Pour moi, amener le sport à des jeunes dans des situations difficiles est simplement une question d'humanité. Ils n'ont pas de perspectives. Ils vivent dans une situation très difficile et ont souvent été victimes de violences et de brutalités inimaginables. Je suis convaincu que le sport peut contribuer à leur redonner un sens de l'identité. Cela les aide à reconstruire leur vie. Cela leur redonne de la dignité et une activité sur laquelle ils peuvent se concentrer.
En octobre dernier, vous avez visité le camp d'Azraq. Quelle a été votre impression ?
Cela a été stimulant. Cette visite a plus que jamais renforcé mon sentiment qu'il est du devoir de chacun d'aider les jeunes affectés par la guerre en Syrie, et je pense que le sport est l'un des meilleurs moyens de le faire. La moitié de la population du camp d'Azraq a moins de 25 [ans]. En dépit de l'évidente barrière de la langue, j'ai pu constater que jouer au football, au tennis de table ou à d'autres sports aidait les jeunes à supporter leurs conditions de vie très difficiles. Cela les maintient en bonne santé physique et mentale. Cela les aide à surmonter le traumatisme et à retrouver confiance en eux, tout en leur enseignant des valeurs comme l'excellence, l'amitié et le respect. Le sport les protège également. Ils apprennent à dire non à l'attrait de certaines milices ou à l'implication dans des activités illégales. Cela leur redonne un sentiment de dignité, d'espoir et de joie.
Dans quels projets allez-vous vous engager ?

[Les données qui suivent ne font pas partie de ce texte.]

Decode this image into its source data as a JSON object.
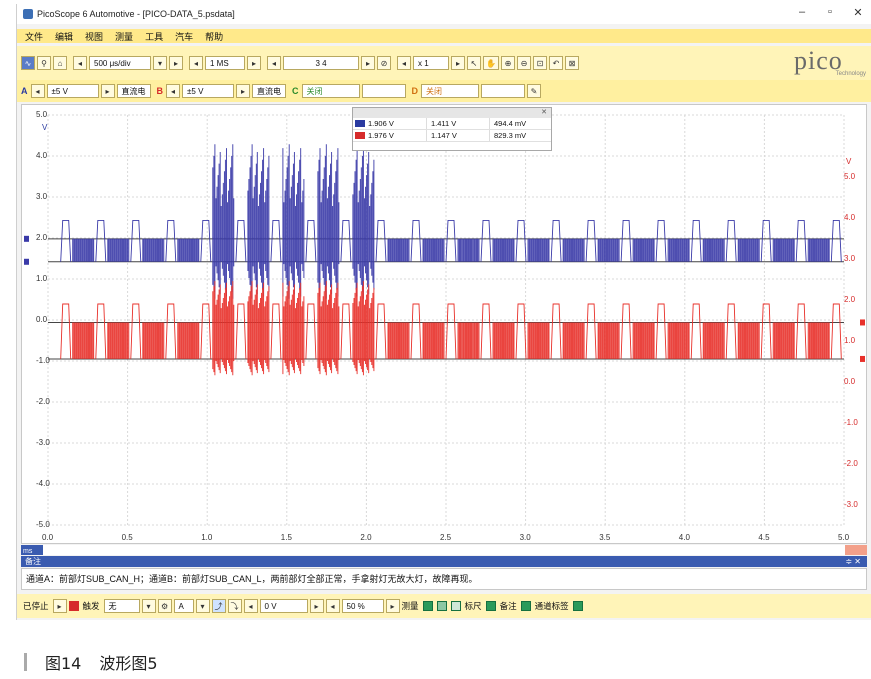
{
  "window": {
    "title": "PicoScope 6 Automotive - [PICO-DATA_5.psdata]",
    "controls": {
      "minimize": "–",
      "restore": "▫",
      "close": "✕"
    }
  },
  "menu": [
    "文件",
    "编辑",
    "视图",
    "测量",
    "工具",
    "汽车",
    "帮助"
  ],
  "toolbar1": {
    "timebase": "500 μs/div",
    "samples": "1 MS",
    "capture_count": "3 4",
    "zoom": "x 1"
  },
  "toolbar2": {
    "channel_a": {
      "letter": "A",
      "range": "±5 V",
      "coupling": "直流电"
    },
    "channel_b": {
      "letter": "B",
      "range": "±5 V",
      "coupling": "直流电"
    },
    "channel_c": {
      "letter": "C",
      "range": "",
      "coupling": "关闭"
    },
    "channel_d": {
      "letter": "D",
      "range": "",
      "coupling": "关闭"
    }
  },
  "logo": {
    "word": "pico",
    "sub": "Technology"
  },
  "scope": {
    "unit_left": "V",
    "unit_right": "V",
    "y_left_labels": [
      "5.0",
      "4.0",
      "3.0",
      "2.0",
      "1.0",
      "0.0",
      "-1.0",
      "-2.0",
      "-3.0",
      "-4.0",
      "-5.0"
    ],
    "y_right_labels": [
      "5.0",
      "4.0",
      "3.0",
      "2.0",
      "1.0",
      "0.0",
      "-1.0",
      "-2.0",
      "-3.0"
    ],
    "x_labels": [
      "0.0",
      "0.5",
      "1.0",
      "1.5",
      "2.0",
      "2.5",
      "3.0",
      "3.5",
      "4.0",
      "4.5",
      "5.0"
    ],
    "x_unit": "ms",
    "colors": {
      "channel_a": "#3a3aa8",
      "channel_b": "#e8302a",
      "grid": "#d9d9d9"
    }
  },
  "measurements": {
    "rows": [
      {
        "v1": "1.906 V",
        "v2": "1.411 V",
        "v3": "494.4 mV"
      },
      {
        "v1": "1.976 V",
        "v2": "1.147 V",
        "v3": "829.3 mV"
      }
    ]
  },
  "notes": {
    "header": "备注",
    "header_controls": "≑ ✕",
    "text": "通道A：前部灯SUB_CAN_H；通道B：前部灯SUB_CAN_L，两前部灯全部正常，手拿射灯无故大灯，故障再现。"
  },
  "bottombar": {
    "stop_label": "已停止",
    "trigger_label": "触发",
    "trigger_mode": "无",
    "channel": "A",
    "level": "0 V",
    "percent": "50 %",
    "measure_label": "测量",
    "ruler_label": "标尺",
    "notes_label": "备注",
    "channel_label": "通道标签"
  },
  "caption": {
    "figure": "图14",
    "title": "波形图5"
  }
}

Le Secrétaire général a insisté pour renforcer la sensibilisation à la nécessité d'inclure le sport dans l'aide fournie aux jeunes réfugiés. Ma principale mission consistera à créer des alliances avec le mouvement olympique et d'autres parties prenantes afin de promouvoir des programmes permettant aux réfugiés de bénéficier d'activités physiques sûres, complètes et durables moyennant la mise en place d'infrastructures et l'organisation d'activités. Il y aura toujours quelques constructions d'infrastructures de sport, mais je dois globalement faire mon possible pour garantir que les jeunes réfugiés puissent pratiquer des sports.
Pour citer un projet parmi d'autres, le CIO pilote actuellement la construction d'un centre de sport pour les jeunes dans le camp d'Azraq, en coopération avec CARE Jordanie, une ONG qui développera des programmes sportifs pour les jeunes réfugiés dans le camp. Mais nous prévoyons déjà une deuxième visite, cette fois-ci dans les sites de réfugiés en Ethiopie. Là-bas aussi, nous évaluerons d'abord les besoins et rechercherons les financements et le soutien nécessaires pour créer des infrastructures et des activités sportives. Nous essaierons de faire la même chose dans beaucoup d'autres endroits.
Quelles sont vos priorités à long terme pour les jeunes réfugiés et le sport ?
En ce qui concerne les projets d'infrastructure, cela dépend beaucoup de la durée de l'équipement. Toutes les installations auront besoin d'être entretenues de temps en temps. Mais hormis la logistique, la planification dépend essentiellement de la durée de l'utilisation des camps de réfugiés. Tant que les jeunes vivent dans les camps, toute planification à très long terme sera difficile.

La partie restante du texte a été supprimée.